Does not Response.IsClientConnected work fairly well for this? I have just now tried out to in my case cancel large file uploads. By that I mean if a client abort their (in my case Ajax) requests I can see that in my Action. I am not saying it is 100% accurate but my small scale testing shows that the client browser aborts the request, and that the Action gets the correct response from IsClientConnected.
It's just as #Darin says. HTTP is a stateless protocol which means that there are no way (by using HTTP) to detect if the client is still there or not. HTTP 1.0 closes the socket after each request, while HTTP/1.1 can keep it open for a while (a keep alive timeout can be set as a header).
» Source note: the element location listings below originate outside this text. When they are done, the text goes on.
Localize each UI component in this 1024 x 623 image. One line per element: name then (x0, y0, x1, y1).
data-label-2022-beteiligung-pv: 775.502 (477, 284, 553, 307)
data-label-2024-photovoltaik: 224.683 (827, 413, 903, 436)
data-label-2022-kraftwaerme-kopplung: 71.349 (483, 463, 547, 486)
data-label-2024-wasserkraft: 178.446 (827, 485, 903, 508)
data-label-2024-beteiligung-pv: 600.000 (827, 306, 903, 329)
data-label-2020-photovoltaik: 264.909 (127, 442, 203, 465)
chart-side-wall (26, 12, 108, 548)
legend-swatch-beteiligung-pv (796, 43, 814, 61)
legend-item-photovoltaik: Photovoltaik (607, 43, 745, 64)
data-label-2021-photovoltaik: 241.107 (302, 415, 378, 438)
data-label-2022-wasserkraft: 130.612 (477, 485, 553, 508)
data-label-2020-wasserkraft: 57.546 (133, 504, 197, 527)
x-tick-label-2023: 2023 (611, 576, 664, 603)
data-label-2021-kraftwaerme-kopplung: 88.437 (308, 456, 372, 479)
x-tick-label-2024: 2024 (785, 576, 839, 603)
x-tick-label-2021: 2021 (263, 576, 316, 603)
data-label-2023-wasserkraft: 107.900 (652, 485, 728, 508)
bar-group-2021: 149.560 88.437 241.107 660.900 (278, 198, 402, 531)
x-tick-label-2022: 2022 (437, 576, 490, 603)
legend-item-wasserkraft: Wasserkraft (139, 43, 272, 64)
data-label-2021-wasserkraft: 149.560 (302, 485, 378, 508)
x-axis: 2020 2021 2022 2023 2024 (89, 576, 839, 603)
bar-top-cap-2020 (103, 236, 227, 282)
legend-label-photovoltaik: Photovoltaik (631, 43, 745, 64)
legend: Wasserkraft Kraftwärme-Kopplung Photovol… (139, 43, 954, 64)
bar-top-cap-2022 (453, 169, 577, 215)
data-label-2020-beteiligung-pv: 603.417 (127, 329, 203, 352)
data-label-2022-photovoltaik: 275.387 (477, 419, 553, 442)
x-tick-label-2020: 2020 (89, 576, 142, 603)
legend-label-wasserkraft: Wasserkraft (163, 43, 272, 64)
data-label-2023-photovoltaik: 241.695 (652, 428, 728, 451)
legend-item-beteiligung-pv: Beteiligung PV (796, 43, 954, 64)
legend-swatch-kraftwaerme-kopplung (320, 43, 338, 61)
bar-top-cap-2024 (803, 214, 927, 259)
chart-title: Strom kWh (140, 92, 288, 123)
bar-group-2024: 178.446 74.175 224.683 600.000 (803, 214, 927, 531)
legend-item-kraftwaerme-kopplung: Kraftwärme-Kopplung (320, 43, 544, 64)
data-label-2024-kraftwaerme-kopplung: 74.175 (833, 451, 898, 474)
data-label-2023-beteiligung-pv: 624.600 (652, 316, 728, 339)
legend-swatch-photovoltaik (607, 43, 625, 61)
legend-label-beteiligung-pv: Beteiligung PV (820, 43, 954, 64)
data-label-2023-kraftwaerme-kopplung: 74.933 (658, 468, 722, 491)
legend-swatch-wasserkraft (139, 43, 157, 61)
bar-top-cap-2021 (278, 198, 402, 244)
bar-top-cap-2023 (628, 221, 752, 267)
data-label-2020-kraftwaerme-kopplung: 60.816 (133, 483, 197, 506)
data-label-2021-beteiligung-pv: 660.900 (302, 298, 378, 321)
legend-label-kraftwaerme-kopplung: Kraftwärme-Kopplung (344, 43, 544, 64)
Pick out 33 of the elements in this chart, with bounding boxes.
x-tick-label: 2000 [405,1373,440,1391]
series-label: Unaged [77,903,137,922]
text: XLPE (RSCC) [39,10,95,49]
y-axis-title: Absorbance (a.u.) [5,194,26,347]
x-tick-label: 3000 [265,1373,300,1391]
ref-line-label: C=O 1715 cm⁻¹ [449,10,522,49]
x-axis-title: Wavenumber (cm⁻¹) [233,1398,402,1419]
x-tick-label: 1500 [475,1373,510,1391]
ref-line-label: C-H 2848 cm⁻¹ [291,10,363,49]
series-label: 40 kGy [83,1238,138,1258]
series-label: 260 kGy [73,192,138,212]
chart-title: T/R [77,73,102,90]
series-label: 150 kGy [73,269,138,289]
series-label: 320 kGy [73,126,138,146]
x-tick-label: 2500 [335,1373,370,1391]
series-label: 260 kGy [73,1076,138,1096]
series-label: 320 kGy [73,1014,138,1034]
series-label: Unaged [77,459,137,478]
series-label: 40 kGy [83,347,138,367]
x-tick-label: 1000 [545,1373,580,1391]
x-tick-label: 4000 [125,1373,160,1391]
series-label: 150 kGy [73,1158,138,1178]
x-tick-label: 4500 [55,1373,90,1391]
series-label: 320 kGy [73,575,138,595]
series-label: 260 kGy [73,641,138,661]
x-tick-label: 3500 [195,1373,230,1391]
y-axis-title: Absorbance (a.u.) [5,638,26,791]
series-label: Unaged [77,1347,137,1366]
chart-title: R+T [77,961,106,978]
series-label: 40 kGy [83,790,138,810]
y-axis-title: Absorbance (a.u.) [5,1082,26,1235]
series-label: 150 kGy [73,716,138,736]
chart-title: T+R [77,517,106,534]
That a HTTP/1.1 client closes the socket (or the server for that matter) doesn't mean that the client has gone away, just that the socket hasn't been used for a while.
There are something called COMET servers which are used to let client/server continue to "chat" over HTTP. Search for comet here at SO or on the net, there are several implementations available.
For obvious reasons the server cannot be notified that the client has closed his browser. Or that he went to the toilet :-) What you could do is have the client continuously poll the server with AJAX requests at regular interval (window.setInterval) and if the server detects that it is no longer polled it means the client is no longer there.